Re-edited
Copyright
© 2000 PRIJANTO PAMOENGKAS
Makalah Falsafah Sains (PPs 702)
Program Pasca Sarjana - S3
Institut Pertanian
Dosen: Prof Dr Ir Rudy C
Tarumingkeng
(KAJIAN FALSAFAH SAINS)
PRIJANTO PAMOENGKAS
IPK 14600003
PROGRAM PASCASARJANA
INSTITUT PERTANIAN BOGOR
2000
1. PENDAHULUAN
Hutan tropika
basah merupakan salah satu ekosistem yang banyak membangkitkan minat orang
untuk mempelajarinya dan juga sekaligus ancaman.

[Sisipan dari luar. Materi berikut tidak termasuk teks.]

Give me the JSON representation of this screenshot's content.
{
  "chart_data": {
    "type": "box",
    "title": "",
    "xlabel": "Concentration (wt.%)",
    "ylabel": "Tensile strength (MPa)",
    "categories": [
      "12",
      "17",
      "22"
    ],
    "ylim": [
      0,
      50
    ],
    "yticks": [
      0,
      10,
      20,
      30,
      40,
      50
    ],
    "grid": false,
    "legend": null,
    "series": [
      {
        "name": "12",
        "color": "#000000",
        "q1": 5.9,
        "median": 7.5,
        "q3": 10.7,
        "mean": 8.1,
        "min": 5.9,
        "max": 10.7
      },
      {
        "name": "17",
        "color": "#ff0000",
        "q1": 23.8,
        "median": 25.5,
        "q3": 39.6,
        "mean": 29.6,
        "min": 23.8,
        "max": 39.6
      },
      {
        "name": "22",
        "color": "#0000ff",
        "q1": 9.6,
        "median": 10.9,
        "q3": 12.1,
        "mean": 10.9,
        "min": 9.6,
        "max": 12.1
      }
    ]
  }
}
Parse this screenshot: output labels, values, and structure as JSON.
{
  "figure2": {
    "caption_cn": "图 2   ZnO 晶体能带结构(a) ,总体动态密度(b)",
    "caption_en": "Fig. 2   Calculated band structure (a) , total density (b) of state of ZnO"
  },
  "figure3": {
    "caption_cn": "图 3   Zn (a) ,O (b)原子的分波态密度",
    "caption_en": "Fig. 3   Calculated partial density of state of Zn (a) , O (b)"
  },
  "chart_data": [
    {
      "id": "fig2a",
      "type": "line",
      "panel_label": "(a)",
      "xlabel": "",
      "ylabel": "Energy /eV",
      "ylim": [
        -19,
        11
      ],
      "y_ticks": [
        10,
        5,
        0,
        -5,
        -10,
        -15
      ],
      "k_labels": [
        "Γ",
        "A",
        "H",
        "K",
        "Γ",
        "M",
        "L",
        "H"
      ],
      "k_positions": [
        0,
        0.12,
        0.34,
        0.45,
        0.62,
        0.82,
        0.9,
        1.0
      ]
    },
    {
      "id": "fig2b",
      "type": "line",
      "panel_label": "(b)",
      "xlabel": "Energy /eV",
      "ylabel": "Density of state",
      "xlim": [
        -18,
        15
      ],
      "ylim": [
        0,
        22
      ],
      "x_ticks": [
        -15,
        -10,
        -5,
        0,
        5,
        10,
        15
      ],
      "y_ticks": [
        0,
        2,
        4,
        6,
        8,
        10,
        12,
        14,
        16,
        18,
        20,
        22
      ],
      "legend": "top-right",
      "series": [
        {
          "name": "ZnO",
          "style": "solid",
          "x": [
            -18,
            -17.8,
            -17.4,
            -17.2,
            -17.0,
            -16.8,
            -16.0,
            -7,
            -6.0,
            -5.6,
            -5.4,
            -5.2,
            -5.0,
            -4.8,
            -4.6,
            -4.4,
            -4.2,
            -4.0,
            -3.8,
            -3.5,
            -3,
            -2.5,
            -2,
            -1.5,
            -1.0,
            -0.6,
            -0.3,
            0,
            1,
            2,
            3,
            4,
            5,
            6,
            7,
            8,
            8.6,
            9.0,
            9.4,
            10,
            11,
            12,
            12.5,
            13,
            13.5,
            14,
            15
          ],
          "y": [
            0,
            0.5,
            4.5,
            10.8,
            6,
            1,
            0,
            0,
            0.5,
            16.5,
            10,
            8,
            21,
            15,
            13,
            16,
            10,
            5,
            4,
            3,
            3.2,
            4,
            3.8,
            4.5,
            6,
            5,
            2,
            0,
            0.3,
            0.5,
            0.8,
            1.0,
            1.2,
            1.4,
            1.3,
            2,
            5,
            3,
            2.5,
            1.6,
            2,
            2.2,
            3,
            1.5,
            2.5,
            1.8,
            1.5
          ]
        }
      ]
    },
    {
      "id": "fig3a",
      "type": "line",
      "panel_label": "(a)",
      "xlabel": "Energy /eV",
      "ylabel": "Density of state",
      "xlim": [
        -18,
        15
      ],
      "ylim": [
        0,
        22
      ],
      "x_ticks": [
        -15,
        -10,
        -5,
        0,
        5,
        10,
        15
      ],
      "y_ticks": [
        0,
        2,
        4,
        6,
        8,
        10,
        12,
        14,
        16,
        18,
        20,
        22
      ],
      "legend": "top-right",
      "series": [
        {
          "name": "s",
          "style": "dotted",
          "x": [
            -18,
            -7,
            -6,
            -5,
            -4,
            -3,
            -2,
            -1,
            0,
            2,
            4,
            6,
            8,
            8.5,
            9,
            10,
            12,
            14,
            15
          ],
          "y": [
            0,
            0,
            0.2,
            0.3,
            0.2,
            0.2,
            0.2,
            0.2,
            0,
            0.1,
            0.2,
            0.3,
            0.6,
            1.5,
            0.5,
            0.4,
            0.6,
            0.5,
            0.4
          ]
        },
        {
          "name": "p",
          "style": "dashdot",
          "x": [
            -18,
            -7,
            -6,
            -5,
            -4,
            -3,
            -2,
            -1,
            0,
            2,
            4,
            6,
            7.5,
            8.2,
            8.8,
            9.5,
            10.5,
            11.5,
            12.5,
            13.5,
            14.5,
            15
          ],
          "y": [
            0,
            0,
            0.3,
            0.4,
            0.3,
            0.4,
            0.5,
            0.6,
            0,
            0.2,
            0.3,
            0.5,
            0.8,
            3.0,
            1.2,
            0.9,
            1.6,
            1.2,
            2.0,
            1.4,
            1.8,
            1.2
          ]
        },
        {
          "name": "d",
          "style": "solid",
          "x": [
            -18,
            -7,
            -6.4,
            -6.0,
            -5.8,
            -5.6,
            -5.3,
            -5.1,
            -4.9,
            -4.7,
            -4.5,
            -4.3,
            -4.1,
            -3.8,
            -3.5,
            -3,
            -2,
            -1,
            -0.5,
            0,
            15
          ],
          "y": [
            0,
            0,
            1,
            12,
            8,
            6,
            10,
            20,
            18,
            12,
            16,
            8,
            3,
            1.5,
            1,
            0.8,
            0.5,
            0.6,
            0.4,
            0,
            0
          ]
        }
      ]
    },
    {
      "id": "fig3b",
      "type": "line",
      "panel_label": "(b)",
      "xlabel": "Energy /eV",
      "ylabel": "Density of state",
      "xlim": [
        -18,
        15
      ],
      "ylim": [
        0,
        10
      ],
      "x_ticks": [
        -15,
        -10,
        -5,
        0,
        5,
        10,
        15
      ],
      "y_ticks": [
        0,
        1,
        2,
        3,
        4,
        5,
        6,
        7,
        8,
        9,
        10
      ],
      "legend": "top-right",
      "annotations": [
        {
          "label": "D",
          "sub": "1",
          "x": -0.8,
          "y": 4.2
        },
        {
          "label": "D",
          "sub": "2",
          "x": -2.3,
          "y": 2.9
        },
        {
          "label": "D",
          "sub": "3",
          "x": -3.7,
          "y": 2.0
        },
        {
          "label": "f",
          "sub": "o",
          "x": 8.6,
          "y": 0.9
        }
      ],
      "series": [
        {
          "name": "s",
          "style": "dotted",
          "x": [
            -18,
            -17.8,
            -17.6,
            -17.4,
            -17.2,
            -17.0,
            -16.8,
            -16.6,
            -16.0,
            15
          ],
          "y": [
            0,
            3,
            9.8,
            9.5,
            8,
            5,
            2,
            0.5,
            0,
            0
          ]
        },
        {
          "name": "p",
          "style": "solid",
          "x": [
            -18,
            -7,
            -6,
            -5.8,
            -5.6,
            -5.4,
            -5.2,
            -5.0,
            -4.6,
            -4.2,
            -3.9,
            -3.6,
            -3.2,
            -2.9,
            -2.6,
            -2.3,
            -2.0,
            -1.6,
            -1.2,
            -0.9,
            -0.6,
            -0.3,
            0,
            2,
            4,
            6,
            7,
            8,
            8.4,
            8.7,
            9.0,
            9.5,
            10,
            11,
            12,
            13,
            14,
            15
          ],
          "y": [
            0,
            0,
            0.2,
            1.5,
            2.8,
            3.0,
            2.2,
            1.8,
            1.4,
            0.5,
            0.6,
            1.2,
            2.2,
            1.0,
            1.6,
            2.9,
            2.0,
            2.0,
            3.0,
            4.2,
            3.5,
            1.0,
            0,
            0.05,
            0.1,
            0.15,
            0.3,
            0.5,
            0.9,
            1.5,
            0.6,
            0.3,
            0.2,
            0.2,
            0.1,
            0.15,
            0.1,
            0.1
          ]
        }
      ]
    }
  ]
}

Oleh karena itu pengelolaan hutan tropika
menjadi sorotan dunia baik melaui pemberitaan popular press maupun scientific
press.
Intervensi manusia dalam pemanfaatan dan manipulasi terhadap hutan baik
pada masa silam maupun sekarang merupakan pengalaman yang konsekuensinya tidak
dapat dihindarkan, yaitu berupa kerusakan baik biologi (vegetasi) maupun fisik
(tanah dan iklim).
Data aktual tentang laju konversi hutan tropis sangat sulit diperoleh
karena datanya sangat beragam. FAO
(1992) memperkirakan bahwa laju deforestasi hutan tropis sekitar 17 juta ha per
tahun. Dari angka tersebut menurut USP
et al. (1990) sebagian besar dikonversi menjadi lahan pertanian, padang rumput
(areal penggembalaan) dan hutan tanaman.
Kurang lebih 5.1 juta ha berupa hutan sekunder tanpa pengelolaan dan
perlakuan silvikultur yang memadai.
Deforestasi hutan tropis tidak hanya berpengaruh pada produksi kayu
(timber) tetapi juga lingkungan secara global.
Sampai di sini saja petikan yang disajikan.